Multichain Hack Unveiled
Blockchain analytics experts initially reported the Multichain hack on July 7. The exploit resulted in the withdrawal of over $100 million from the Ethereum side of Multichain bridges, including those connected to Dogechain, Fantom, and Moonriver.
Although the Multichain team labeled the transactions as “abnormal” and cautioned users against further utilization of the protocol, they did not explicitly confirm it as a hack or exploit.

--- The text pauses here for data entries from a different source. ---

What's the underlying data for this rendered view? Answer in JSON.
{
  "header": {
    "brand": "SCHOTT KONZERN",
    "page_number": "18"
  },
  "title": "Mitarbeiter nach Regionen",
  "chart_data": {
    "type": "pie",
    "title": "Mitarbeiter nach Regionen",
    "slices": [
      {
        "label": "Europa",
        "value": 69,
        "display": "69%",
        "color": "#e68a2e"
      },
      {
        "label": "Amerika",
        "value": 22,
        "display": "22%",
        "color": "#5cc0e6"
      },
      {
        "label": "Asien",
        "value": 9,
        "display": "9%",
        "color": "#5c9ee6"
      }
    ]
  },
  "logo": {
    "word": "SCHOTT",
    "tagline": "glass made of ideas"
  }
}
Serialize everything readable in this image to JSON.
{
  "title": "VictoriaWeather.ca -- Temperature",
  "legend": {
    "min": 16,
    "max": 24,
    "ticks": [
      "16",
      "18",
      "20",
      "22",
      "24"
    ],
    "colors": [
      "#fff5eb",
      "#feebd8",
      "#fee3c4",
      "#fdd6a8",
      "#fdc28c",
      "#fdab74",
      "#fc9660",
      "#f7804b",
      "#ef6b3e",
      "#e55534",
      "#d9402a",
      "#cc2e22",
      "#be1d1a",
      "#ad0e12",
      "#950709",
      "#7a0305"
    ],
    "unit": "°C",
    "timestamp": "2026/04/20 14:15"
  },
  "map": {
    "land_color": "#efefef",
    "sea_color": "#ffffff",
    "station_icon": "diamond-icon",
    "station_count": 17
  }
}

Fee-Based Exploit and CEO’s Arrest
On July 11, on-chain sleuth and Twitter user Spreek revealed that an unknown individual had been draining funds from the protocol. This individual accomplished the theft by transferring the funds to fresh wallet addresses using a fee-based exploit.
Later, on July 14, the Multichain team confirmed that the withdrawals that occurred on July 7 were indeed the result of a hack. It was revealed that the network had been storing all shards of its private keys in a “cloud server account”. This server was exclusively controlled by the team’s CEO, who was subsequently arrested by Chinese authorities.
The unauthorized access to this cloud server account allowed the perpetrator to drain funds from the protocol. Previously, the protocol’s documents explicitly stated that no single server had access to all the shards of a key.
According to the July 14 post, the fee-based attack on July 11 was an attempt by the Multichain team to counter-exploit and recover the stolen funds. The CEO’s sister carried out this action on behalf of the team. However, she was subsequently arrested, leaving the status of the recovered assets uncertain.